= Bi Shumin =

Chinese writer

Bi Shumin (Chinese: 毕淑敏; born 1952 in Xinjiang) is a Chinese novelist, self-help writer and psychiatrist.

==Biography==
Born in Yili to a Shandong family, she grew up in Beijing and as a young woman served as nurse and psychiatrist in Tibet. Her first published work was a novella, "Kunlun Shang" ("昆仑殇; Death in Kunlun"), based on her experience as a People's Liberation Army medic. She is noted for her women-focused narratives, often surrounding women in the Chinese military on the Tibetan plateau in her earlier work and on urban medical professionals in more recent work. She is also a well-known media presence, based according to one academic analysis on the "charismatic authority claim" that she lives a "balanced and happy life."

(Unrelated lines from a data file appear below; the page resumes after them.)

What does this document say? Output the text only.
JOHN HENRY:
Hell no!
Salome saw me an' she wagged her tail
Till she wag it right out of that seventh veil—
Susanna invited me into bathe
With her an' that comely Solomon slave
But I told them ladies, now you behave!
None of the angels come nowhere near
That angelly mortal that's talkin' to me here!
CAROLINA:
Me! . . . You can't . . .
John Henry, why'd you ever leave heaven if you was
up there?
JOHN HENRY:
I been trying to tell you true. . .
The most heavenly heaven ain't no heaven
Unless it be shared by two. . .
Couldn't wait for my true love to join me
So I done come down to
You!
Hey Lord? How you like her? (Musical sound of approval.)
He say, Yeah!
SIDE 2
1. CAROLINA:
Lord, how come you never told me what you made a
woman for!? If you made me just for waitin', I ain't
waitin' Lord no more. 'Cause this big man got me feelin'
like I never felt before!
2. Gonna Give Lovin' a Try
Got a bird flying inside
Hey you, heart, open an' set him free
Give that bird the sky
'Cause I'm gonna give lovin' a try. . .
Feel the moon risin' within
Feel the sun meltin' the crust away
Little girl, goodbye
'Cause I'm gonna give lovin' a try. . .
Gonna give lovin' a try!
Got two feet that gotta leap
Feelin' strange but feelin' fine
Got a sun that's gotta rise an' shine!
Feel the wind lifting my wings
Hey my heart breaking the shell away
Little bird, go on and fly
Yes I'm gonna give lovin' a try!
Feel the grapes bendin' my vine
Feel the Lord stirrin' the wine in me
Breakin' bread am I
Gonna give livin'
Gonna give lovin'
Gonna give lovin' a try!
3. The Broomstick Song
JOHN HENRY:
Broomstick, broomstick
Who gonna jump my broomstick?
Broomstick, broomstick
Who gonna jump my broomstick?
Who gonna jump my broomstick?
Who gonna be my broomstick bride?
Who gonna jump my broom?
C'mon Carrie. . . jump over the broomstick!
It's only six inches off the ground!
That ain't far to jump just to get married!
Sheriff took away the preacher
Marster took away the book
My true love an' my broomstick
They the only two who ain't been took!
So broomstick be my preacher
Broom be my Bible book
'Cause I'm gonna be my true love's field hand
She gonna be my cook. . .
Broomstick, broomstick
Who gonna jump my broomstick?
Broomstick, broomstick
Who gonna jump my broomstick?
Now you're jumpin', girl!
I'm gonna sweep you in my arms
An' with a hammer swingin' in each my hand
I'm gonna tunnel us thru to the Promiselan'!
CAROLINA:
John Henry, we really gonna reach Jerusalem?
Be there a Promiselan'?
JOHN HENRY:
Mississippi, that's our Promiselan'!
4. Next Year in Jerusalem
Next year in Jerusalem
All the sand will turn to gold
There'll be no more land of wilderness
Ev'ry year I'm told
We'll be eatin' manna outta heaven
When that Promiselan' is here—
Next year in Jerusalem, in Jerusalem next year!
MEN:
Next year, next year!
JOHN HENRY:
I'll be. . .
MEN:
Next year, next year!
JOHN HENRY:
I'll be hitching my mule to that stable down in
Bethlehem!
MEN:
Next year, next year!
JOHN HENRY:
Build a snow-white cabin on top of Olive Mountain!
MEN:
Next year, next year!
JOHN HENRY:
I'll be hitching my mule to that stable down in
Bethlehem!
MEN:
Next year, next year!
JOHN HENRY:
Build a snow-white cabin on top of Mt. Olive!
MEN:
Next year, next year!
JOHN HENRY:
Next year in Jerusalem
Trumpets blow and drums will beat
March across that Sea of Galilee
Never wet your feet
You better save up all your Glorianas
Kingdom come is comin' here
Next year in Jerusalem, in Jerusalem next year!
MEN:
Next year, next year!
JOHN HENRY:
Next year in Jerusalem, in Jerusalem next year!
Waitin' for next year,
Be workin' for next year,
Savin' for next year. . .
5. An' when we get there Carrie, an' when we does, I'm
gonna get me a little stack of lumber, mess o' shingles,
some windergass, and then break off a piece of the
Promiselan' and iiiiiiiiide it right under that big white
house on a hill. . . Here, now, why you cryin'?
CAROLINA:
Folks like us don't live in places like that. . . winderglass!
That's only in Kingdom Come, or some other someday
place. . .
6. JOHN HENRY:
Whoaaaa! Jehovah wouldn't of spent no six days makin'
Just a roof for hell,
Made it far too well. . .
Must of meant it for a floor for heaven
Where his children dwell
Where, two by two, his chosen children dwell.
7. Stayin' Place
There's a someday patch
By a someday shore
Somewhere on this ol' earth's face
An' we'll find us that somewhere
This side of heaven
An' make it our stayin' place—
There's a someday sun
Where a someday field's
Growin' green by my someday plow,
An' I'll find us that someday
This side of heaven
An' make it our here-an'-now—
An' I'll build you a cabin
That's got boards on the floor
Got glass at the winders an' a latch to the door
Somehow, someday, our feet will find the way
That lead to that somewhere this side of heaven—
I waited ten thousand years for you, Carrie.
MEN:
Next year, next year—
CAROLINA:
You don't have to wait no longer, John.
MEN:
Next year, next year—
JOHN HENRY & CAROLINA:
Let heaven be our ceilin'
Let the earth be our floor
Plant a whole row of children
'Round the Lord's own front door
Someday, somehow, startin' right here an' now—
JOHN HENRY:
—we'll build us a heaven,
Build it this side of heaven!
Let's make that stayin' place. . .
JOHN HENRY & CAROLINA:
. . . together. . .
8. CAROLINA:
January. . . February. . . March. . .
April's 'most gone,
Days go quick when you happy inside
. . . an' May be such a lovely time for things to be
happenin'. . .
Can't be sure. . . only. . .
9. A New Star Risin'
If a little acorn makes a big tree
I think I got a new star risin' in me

Her 2003 novel Save the Breast (拯救乳房) "relates an experimentation of talk therapy with a group of patients to deal with the biopolitics of breast cancer as both social stigma and physio-psychic trauma against the tide of medical marketing in today's China." Her 2012 novel Coronavirus (花冠病毒) drew attention during the COVID-19 pandemic. The title and "much of the novel's source material came from Bi Shumin's own observations during the anti-SARS (Severe Acute Respiratory Syndrome) battle of 2003 in China."

Several examples of both fiction and essays have been translated into English, and her work has attracted critical attention especially from those interested in gender in contemporary Chinese literature and the depiction of medicine and illness. Prizes she has won include the Chen Bochui Children's Literature Award.